Curcumin inhibits pro-inflammatory mediators and metalloproteinase-3 production by chondrocytes.

Author information

1
Institute of Pathology, CHU Sart-Tilman, Li├Ęge, Belgium. mmathy@ulg.ac.be

Abstract

OBJECTIVE AND DESIGN:

This study aims to investigate the effects of curcumin (Cur) on the extracellular matrix protein metabolism of articular chondrocytes and on their production of inflammatory mediators.

METHODS:

Human chondrocytes in alginate beads and human cartilage explants were cultured in the absence or in the presence of interleukin (IL)-1beta (10(-11) M) and with or without Cur (5-20 microM). Nitric oxide (NO) synthesis was measured by the Griess spectrophotometric method; prostaglandin (PG) E(2) by a specific radioimmunoassay; and IL-6, IL-8, aggrecan (Agg), matrix metalloproteinase (MMP)-3, and tissue inhibitor of metalloproteinase (TIMP)-1 by specific enzyme-amplified immunoassays.

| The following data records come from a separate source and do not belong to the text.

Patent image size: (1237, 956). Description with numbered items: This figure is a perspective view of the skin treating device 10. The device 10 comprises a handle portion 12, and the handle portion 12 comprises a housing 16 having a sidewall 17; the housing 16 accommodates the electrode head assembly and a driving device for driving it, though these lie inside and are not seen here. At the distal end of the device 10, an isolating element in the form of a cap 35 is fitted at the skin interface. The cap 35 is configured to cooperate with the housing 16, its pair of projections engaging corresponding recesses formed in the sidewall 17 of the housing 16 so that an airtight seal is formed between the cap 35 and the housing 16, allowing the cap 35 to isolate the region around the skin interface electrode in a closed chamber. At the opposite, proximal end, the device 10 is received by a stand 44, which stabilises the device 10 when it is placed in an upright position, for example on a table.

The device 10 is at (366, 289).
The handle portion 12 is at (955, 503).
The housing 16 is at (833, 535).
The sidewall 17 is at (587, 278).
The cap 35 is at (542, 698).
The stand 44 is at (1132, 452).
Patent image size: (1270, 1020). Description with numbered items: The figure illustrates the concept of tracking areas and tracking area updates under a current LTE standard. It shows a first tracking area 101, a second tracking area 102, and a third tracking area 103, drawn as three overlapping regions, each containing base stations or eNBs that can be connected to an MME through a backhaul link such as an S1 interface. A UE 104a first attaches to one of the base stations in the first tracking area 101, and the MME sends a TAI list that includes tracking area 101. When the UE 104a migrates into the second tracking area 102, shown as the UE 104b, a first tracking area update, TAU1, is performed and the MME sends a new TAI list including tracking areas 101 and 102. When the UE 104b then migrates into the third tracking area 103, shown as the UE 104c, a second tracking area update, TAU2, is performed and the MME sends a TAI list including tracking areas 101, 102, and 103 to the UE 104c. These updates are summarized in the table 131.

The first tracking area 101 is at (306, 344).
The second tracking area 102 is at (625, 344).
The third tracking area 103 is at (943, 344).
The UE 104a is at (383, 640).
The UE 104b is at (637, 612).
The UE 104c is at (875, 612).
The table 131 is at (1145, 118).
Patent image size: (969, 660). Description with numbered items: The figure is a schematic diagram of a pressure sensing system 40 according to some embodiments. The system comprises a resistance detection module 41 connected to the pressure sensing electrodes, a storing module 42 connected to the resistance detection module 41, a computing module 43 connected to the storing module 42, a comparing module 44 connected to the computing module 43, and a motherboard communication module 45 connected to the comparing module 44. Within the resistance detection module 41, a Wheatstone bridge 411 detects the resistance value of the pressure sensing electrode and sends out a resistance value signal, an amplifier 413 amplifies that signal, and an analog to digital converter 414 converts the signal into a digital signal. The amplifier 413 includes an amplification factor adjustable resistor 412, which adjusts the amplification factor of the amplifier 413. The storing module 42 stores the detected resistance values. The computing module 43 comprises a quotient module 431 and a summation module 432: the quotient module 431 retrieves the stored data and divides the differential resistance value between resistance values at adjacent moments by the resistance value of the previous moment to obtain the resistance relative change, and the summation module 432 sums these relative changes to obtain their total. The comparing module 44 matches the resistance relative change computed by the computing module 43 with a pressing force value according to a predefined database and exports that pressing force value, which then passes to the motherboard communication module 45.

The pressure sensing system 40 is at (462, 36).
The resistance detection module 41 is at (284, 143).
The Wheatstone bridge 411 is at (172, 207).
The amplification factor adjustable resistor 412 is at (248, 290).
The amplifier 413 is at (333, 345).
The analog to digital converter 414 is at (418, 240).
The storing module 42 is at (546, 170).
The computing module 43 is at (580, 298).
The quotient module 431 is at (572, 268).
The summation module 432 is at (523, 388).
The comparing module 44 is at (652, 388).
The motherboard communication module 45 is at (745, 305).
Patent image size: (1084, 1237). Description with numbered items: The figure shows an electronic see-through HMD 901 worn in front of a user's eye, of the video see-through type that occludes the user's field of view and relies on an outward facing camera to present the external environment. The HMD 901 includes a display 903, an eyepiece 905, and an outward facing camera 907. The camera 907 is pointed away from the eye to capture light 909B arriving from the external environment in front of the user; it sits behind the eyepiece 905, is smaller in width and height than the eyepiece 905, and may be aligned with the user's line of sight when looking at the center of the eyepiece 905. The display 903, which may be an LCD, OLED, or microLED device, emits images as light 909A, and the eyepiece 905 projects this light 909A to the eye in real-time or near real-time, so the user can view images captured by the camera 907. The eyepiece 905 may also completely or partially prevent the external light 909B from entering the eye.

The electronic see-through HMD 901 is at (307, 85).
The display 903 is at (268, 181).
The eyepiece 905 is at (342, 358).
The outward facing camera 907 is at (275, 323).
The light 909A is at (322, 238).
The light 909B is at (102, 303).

Proteoglycan degradation was evaluated by the release of (35)S-glycosaminoglycans (GAG) from human cartilage explants.

RESULTS:

In alginate beads and cartilage explant models, Cur inhibited the basal and the IL-1beta-stimulated NO, PGE(2), IL-6, IL-8, and MMP-3 production by human chondrocytes in a concentration-dependent manner. The TIMP-1 and the Agg productions were not modified. In the basal condition, (35)S-GAG release from cartilage explants was decreased by Cur.

CONCLUSIONS:

Curcumin was a potent inhibitor of the production of inflammatory and catabolic mediators by chondrocytes, suggesting that this natural compound could be efficient in the treatment of osteoarthritis.

PMID:
19579007
DOI:
10.1007/s00011-009-0063-1
[Indexed for MEDLINE]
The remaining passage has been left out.